Opinião
Penso que uma das principais razões pelas quais a canção cujo título introduz este texto teve tanto sucesso prende-se com a mordaz evidência que traduz o espírito de um povo tão acostumado a deixar para amanhã aquilo que bem podia fazer hoje.
É um fado recorrente do nosso país este hábito de procrastinar nas ações e decisões, de atrasar o que poderia ser feito já, protelando o avanço e estagnando o progresso tão necessário para quem já de si se vê limitado – também beneficiado em algumas coisas, é verdade – pela quase insularidade a que está remetido num extremo da Europa.
Estando atento às notícias sobre as grandes obras, estruturantes para o nosso país, basta citar alguns exemplos desta máxima para vermos que o nosso malogrado Variações era, para além de um génio musical adiantado para o seu tempo, um estudioso natural do comportamento humano do nosso país, seus costumes e idiossincrasias. Assim, veja-se os três grandes exemplos – outros haverá, claro está – que têm pululado pelas notícias ao longo dos últimos anos: as ligações de alta velocidade (muito em berra agora), o novo aeroporto de Lisboa e a completa reestruturação do porto de Sines e parques logísticos adjacentes.
Não será novidade para ninguém que as obras elencadas revestem-se de crucial importância para o nosso país, tocando novamente aqui na tecla da insularidade relativa do mesmo, permitindo dotar o território nacional de infraestruturas adaptadas a centralizar neste eixo atlântico uma miríade de atividades económicas e criar a verdadeira noção de plataforma giratória que abasteça os mercados do sul da Europa a vários níveis.
Neste mundo global marcado pelas atuais guerras, Portugal tem na sua natureza periférica uma oportunidade incomensurável de se tornar num centro estável para criar rotas alternativas tão importantes para a atual economia europeia e mundial, conectado diretamente ao continente onde se insere, mas também aos continentes americanos e africano. Mas as oportunidades são como muitas outras coisas na vida, podem só passar uma vez. E não é de estranhar que outros se aproveitem da parcimónia dos nossos decisores para se colocarem numa posição privilegiada para capitalizar sobre a nossa inação e agarrarem as oportunidades que não duram.

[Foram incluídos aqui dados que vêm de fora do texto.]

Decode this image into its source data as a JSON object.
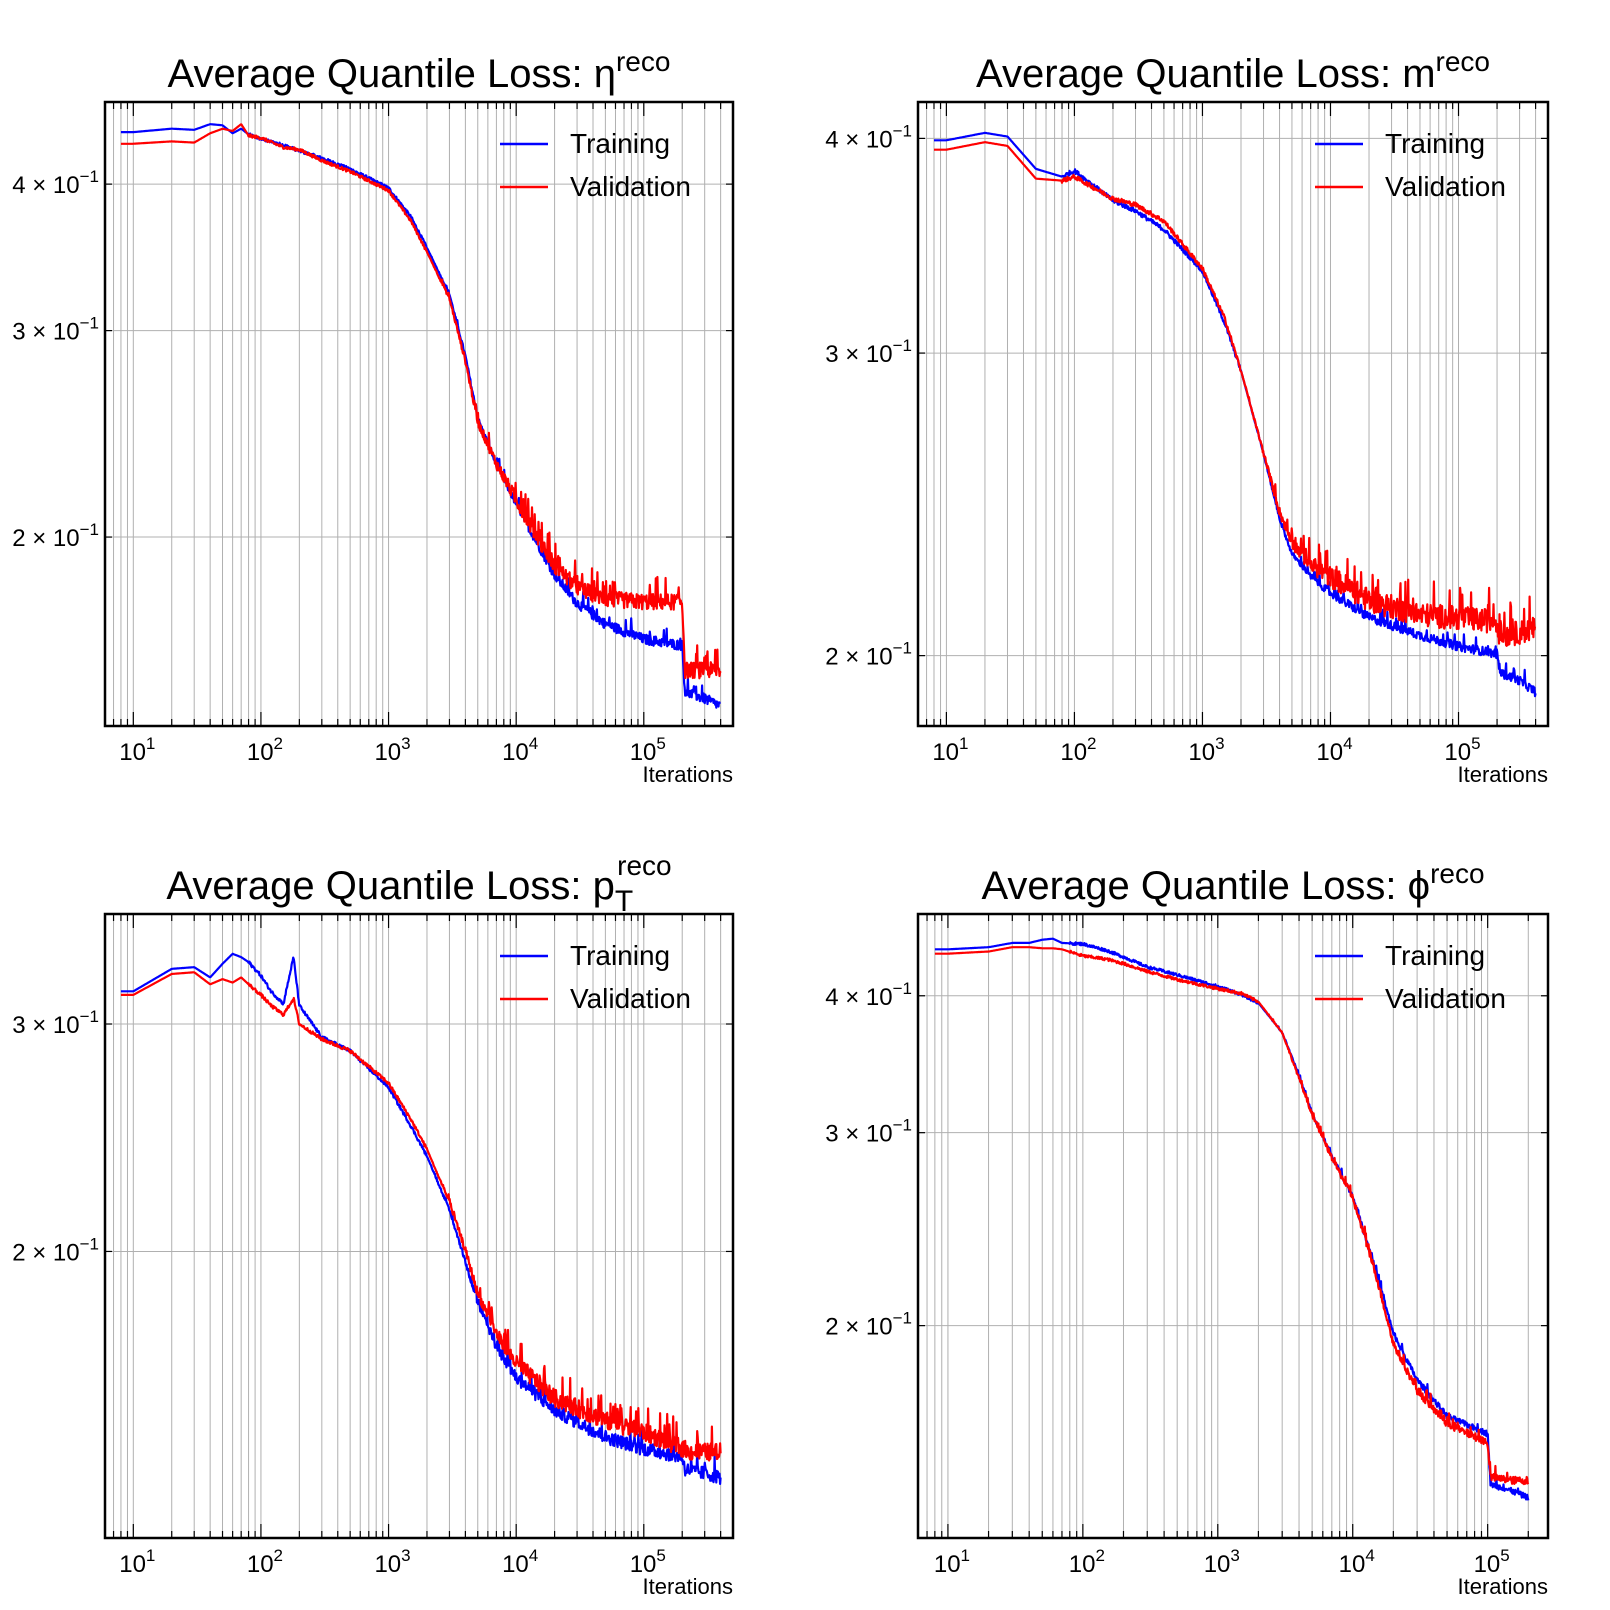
{
  "figure": {
    "background": "#ffffff"
  },
  "chart_data": [
    {
      "type": "line",
      "title": {
        "main": "Average Quantile Loss: ",
        "symbol": "η",
        "sup": "reco",
        "sub": ""
      },
      "xlabel": "Iterations",
      "ylabel": "",
      "xscale": "log",
      "yscale": "log",
      "xlim": [
        6,
        500000
      ],
      "ylim": [
        0.138,
        0.47
      ],
      "xticks": [
        {
          "base": "10",
          "exp": "1",
          "value": 10
        },
        {
          "base": "10",
          "exp": "2",
          "value": 100
        },
        {
          "base": "10",
          "exp": "3",
          "value": 1000
        },
        {
          "base": "10",
          "exp": "4",
          "value": 10000
        },
        {
          "base": "10",
          "exp": "5",
          "value": 100000
        }
      ],
      "yticks": [
        {
          "coef": "4 × ",
          "base": "10",
          "exp": "−1",
          "value": 0.4
        },
        {
          "coef": "3 × ",
          "base": "10",
          "exp": "−1",
          "value": 0.3
        },
        {
          "coef": "2 × ",
          "base": "10",
          "exp": "−1",
          "value": 0.2
        }
      ],
      "grid": true,
      "legend_position": "top-right",
      "series": [
        {
          "name": "Training",
          "color": "#0000ff",
          "x": [
            8,
            10,
            20,
            30,
            40,
            50,
            60,
            70,
            80,
            100,
            150,
            200,
            300,
            500,
            1000,
            1500,
            2000,
            3000,
            4000,
            5000,
            7000,
            10000,
            15000,
            20000,
            30000,
            50000,
            100000,
            200000,
            210000,
            300000,
            400000
          ],
          "y": [
            0.443,
            0.443,
            0.446,
            0.445,
            0.45,
            0.449,
            0.442,
            0.446,
            0.441,
            0.437,
            0.432,
            0.427,
            0.421,
            0.412,
            0.397,
            0.375,
            0.353,
            0.322,
            0.285,
            0.252,
            0.23,
            0.213,
            0.196,
            0.185,
            0.175,
            0.168,
            0.163,
            0.161,
            0.147,
            0.145,
            0.143
          ],
          "noise": 0.01
        },
        {
          "name": "Validation",
          "color": "#ff0000",
          "x": [
            8,
            10,
            20,
            30,
            40,
            50,
            60,
            70,
            80,
            100,
            150,
            200,
            300,
            500,
            1000,
            1500,
            2000,
            3000,
            4000,
            5000,
            7000,
            10000,
            15000,
            20000,
            30000,
            50000,
            100000,
            200000,
            210000,
            300000,
            400000
          ],
          "y": [
            0.433,
            0.433,
            0.435,
            0.434,
            0.442,
            0.446,
            0.444,
            0.45,
            0.44,
            0.438,
            0.43,
            0.428,
            0.419,
            0.41,
            0.395,
            0.372,
            0.35,
            0.319,
            0.282,
            0.25,
            0.23,
            0.214,
            0.198,
            0.188,
            0.18,
            0.176,
            0.175,
            0.175,
            0.153,
            0.153,
            0.153
          ],
          "noise": 0.016
        }
      ]
    },
    {
      "type": "line",
      "title": {
        "main": "Average Quantile Loss: ",
        "symbol": "m",
        "sup": "reco",
        "sub": ""
      },
      "xlabel": "Iterations",
      "ylabel": "",
      "xscale": "log",
      "yscale": "log",
      "xlim": [
        6,
        500000
      ],
      "ylim": [
        0.182,
        0.42
      ],
      "xticks": [
        {
          "base": "10",
          "exp": "1",
          "value": 10
        },
        {
          "base": "10",
          "exp": "2",
          "value": 100
        },
        {
          "base": "10",
          "exp": "3",
          "value": 1000
        },
        {
          "base": "10",
          "exp": "4",
          "value": 10000
        },
        {
          "base": "10",
          "exp": "5",
          "value": 100000
        }
      ],
      "yticks": [
        {
          "coef": "4 × ",
          "base": "10",
          "exp": "−1",
          "value": 0.4
        },
        {
          "coef": "3 × ",
          "base": "10",
          "exp": "−1",
          "value": 0.3
        },
        {
          "coef": "2 × ",
          "base": "10",
          "exp": "−1",
          "value": 0.2
        }
      ],
      "grid": true,
      "legend_position": "top-right",
      "series": [
        {
          "name": "Training",
          "color": "#0000ff",
          "x": [
            8,
            10,
            20,
            30,
            50,
            80,
            100,
            200,
            300,
            500,
            1000,
            1500,
            2000,
            3000,
            4000,
            5000,
            7000,
            10000,
            20000,
            50000,
            100000,
            200000,
            210000,
            300000,
            400000
          ],
          "y": [
            0.399,
            0.399,
            0.403,
            0.401,
            0.384,
            0.38,
            0.383,
            0.368,
            0.363,
            0.354,
            0.335,
            0.312,
            0.293,
            0.262,
            0.24,
            0.229,
            0.222,
            0.217,
            0.21,
            0.205,
            0.202,
            0.2,
            0.195,
            0.193,
            0.19
          ],
          "noise": 0.006
        },
        {
          "name": "Validation",
          "color": "#ff0000",
          "x": [
            8,
            10,
            20,
            30,
            50,
            80,
            100,
            200,
            300,
            500,
            1000,
            1500,
            2000,
            3000,
            4000,
            5000,
            7000,
            10000,
            20000,
            50000,
            100000,
            200000,
            210000,
            300000,
            400000
          ],
          "y": [
            0.394,
            0.394,
            0.398,
            0.396,
            0.379,
            0.378,
            0.38,
            0.369,
            0.366,
            0.358,
            0.336,
            0.314,
            0.293,
            0.262,
            0.242,
            0.232,
            0.225,
            0.221,
            0.214,
            0.21,
            0.209,
            0.208,
            0.204,
            0.205,
            0.206
          ],
          "noise": 0.016
        }
      ]
    },
    {
      "type": "line",
      "title": {
        "main": "Average Quantile Loss: ",
        "symbol": "p",
        "sup": "reco",
        "sub": "T"
      },
      "xlabel": "Iterations",
      "ylabel": "",
      "xscale": "log",
      "yscale": "log",
      "xlim": [
        6,
        500000
      ],
      "ylim": [
        0.12,
        0.365
      ],
      "xticks": [
        {
          "base": "10",
          "exp": "1",
          "value": 10
        },
        {
          "base": "10",
          "exp": "2",
          "value": 100
        },
        {
          "base": "10",
          "exp": "3",
          "value": 1000
        },
        {
          "base": "10",
          "exp": "4",
          "value": 10000
        },
        {
          "base": "10",
          "exp": "5",
          "value": 100000
        }
      ],
      "yticks": [
        {
          "coef": "3 × ",
          "base": "10",
          "exp": "−1",
          "value": 0.3
        },
        {
          "coef": "2 × ",
          "base": "10",
          "exp": "−1",
          "value": 0.2
        }
      ],
      "grid": true,
      "legend_position": "top-right",
      "series": [
        {
          "name": "Training",
          "color": "#0000ff",
          "x": [
            8,
            10,
            20,
            30,
            40,
            50,
            60,
            70,
            80,
            100,
            120,
            150,
            180,
            200,
            300,
            500,
            1000,
            1500,
            2000,
            3000,
            4000,
            5000,
            7000,
            10000,
            20000,
            50000,
            100000,
            200000,
            210000,
            300000,
            400000
          ],
          "y": [
            0.318,
            0.318,
            0.331,
            0.332,
            0.326,
            0.334,
            0.34,
            0.338,
            0.335,
            0.327,
            0.318,
            0.311,
            0.338,
            0.31,
            0.293,
            0.286,
            0.268,
            0.25,
            0.237,
            0.215,
            0.196,
            0.182,
            0.168,
            0.159,
            0.15,
            0.143,
            0.14,
            0.138,
            0.135,
            0.134,
            0.133
          ],
          "noise": 0.012
        },
        {
          "name": "Validation",
          "color": "#ff0000",
          "x": [
            8,
            10,
            20,
            30,
            40,
            50,
            60,
            70,
            80,
            100,
            120,
            150,
            180,
            200,
            300,
            500,
            1000,
            1500,
            2000,
            3000,
            4000,
            5000,
            7000,
            10000,
            20000,
            50000,
            100000,
            200000,
            210000,
            300000,
            400000
          ],
          "y": [
            0.316,
            0.316,
            0.328,
            0.329,
            0.322,
            0.325,
            0.323,
            0.326,
            0.322,
            0.316,
            0.31,
            0.305,
            0.314,
            0.3,
            0.292,
            0.286,
            0.27,
            0.253,
            0.24,
            0.218,
            0.2,
            0.185,
            0.172,
            0.163,
            0.153,
            0.147,
            0.144,
            0.14,
            0.139,
            0.139,
            0.139
          ],
          "noise": 0.016
        }
      ]
    },
    {
      "type": "line",
      "title": {
        "main": "Average Quantile Loss: ",
        "symbol": "ϕ",
        "sup": "reco",
        "sub": ""
      },
      "xlabel": "Iterations",
      "ylabel": "",
      "xscale": "log",
      "yscale": "log",
      "xlim": [
        6,
        280000
      ],
      "ylim": [
        0.128,
        0.475
      ],
      "xticks": [
        {
          "base": "10",
          "exp": "1",
          "value": 10
        },
        {
          "base": "10",
          "exp": "2",
          "value": 100
        },
        {
          "base": "10",
          "exp": "3",
          "value": 1000
        },
        {
          "base": "10",
          "exp": "4",
          "value": 10000
        },
        {
          "base": "10",
          "exp": "5",
          "value": 100000
        }
      ],
      "yticks": [
        {
          "coef": "4 × ",
          "base": "10",
          "exp": "−1",
          "value": 0.4
        },
        {
          "coef": "3 × ",
          "base": "10",
          "exp": "−1",
          "value": 0.3
        },
        {
          "coef": "2 × ",
          "base": "10",
          "exp": "−1",
          "value": 0.2
        }
      ],
      "grid": true,
      "legend_position": "top-right",
      "series": [
        {
          "name": "Training",
          "color": "#0000ff",
          "x": [
            8,
            10,
            20,
            30,
            40,
            50,
            60,
            70,
            100,
            150,
            200,
            300,
            500,
            1000,
            1500,
            2000,
            3000,
            4000,
            5000,
            7000,
            10000,
            15000,
            20000,
            30000,
            50000,
            100000,
            105000,
            150000,
            200000
          ],
          "y": [
            0.441,
            0.441,
            0.443,
            0.447,
            0.447,
            0.45,
            0.451,
            0.447,
            0.446,
            0.44,
            0.434,
            0.425,
            0.418,
            0.408,
            0.401,
            0.394,
            0.37,
            0.338,
            0.312,
            0.285,
            0.262,
            0.223,
            0.196,
            0.178,
            0.165,
            0.159,
            0.143,
            0.141,
            0.139
          ],
          "noise": 0.006
        },
        {
          "name": "Validation",
          "color": "#ff0000",
          "x": [
            8,
            10,
            20,
            30,
            40,
            50,
            60,
            70,
            100,
            150,
            200,
            300,
            500,
            1000,
            1500,
            2000,
            3000,
            4000,
            5000,
            7000,
            10000,
            15000,
            20000,
            30000,
            50000,
            100000,
            105000,
            150000,
            200000
          ],
          "y": [
            0.437,
            0.437,
            0.439,
            0.443,
            0.443,
            0.442,
            0.442,
            0.441,
            0.435,
            0.432,
            0.428,
            0.421,
            0.414,
            0.406,
            0.402,
            0.395,
            0.37,
            0.336,
            0.311,
            0.284,
            0.261,
            0.221,
            0.192,
            0.174,
            0.162,
            0.156,
            0.145,
            0.144,
            0.144
          ],
          "noise": 0.008
        }
      ]
    }
  ]
}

É nesse sentido que urge combater a lógica do “é p’rá amanhã”, aumentando o grau de eficácia na tomada de decisões e avançando mais rapidamente com a aprovação, adjudicação e conclusão de obras que sem dúvida beneficiarão as gerações vindouras, aquelas a quem tantas vezes nos esquecemos que serão as herdeiras do que agora não for feito (e que motivadas pelo desânimo com o estado geral da nação, emigram em números avassaladores, sem esperança no futuro que este Portugal lhes oferece).

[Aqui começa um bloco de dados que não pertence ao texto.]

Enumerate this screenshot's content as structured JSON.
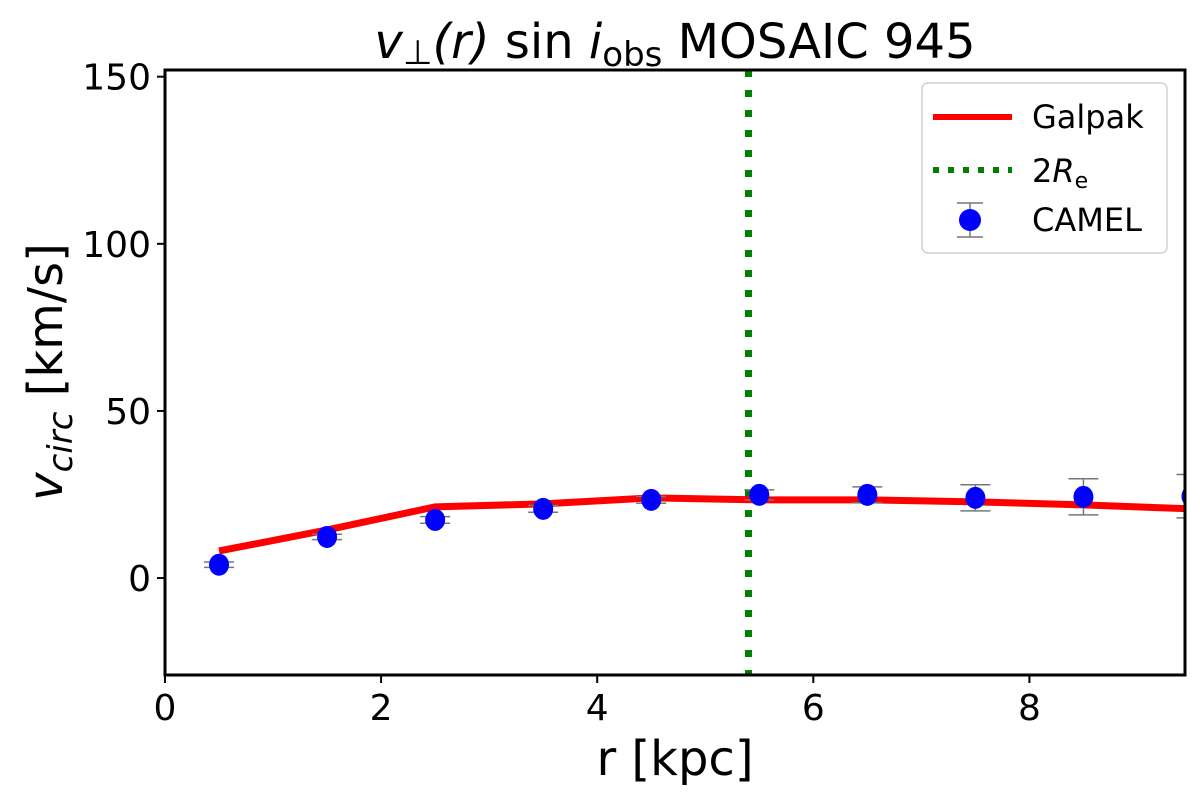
{
  "chart_data": {
    "type": "line",
    "title": {
      "v": "v",
      "perp": "⊥",
      "r": "(r)",
      "sin": "sin",
      "i": "i",
      "obs": "obs",
      "rest": "MOSAIC 945"
    },
    "xlabel": "r [kpc]",
    "ylabel": {
      "v": "v",
      "sub": "circ",
      "unit": "[km/s]"
    },
    "xlim": [
      0,
      9.44
    ],
    "ylim": [
      -29,
      152
    ],
    "xticks": [
      0,
      2,
      4,
      6,
      8
    ],
    "yticks": [
      0,
      50,
      100,
      150
    ],
    "grid": false,
    "legend_position": "top-right",
    "series": [
      {
        "name": "Galpak",
        "style": "solid line",
        "color": "#ff0000",
        "x": [
          0.5,
          1.5,
          2.5,
          3.5,
          4.5,
          5.5,
          6.5,
          7.5,
          8.5,
          9.5
        ],
        "y": [
          8.1,
          14.4,
          21.3,
          22.2,
          24.0,
          23.4,
          23.4,
          22.8,
          21.9,
          20.7
        ]
      },
      {
        "name": "CAMEL",
        "style": "markers with error bars",
        "color": "#0000ff",
        "x": [
          0.5,
          1.5,
          2.5,
          3.5,
          4.5,
          5.5,
          6.5,
          7.5,
          8.5,
          9.5
        ],
        "y": [
          4.0,
          12.3,
          17.4,
          20.7,
          23.4,
          24.9,
          24.9,
          24.0,
          24.3,
          24.5
        ],
        "yerr": [
          0.8,
          0.8,
          1.0,
          1.0,
          1.0,
          1.5,
          2.4,
          3.9,
          5.4,
          6.5
        ]
      },
      {
        "name_prefix": "2",
        "name_R": "R",
        "name_sub": "e",
        "style": "dotted vertical line",
        "color": "#008000",
        "x": 5.4
      }
    ]
  }
}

Sabe-se que há muitos interesses por detrás das opções que terão de ser tomadas quanto às questões da alta velocidade e especialmente do novo aeroporto, ninguém é ingénuo quanto a esse facto. Mas retomando algo que tantas vezes se houve na gíria, até uma má decisão consegue em si conter mais méritos do que uma não decisão. E deixar para amanhã é inevitavelmente um salto de fé e um convite a que o amanhã possa já não existir, pelo menos não com as oportunidades de hoje.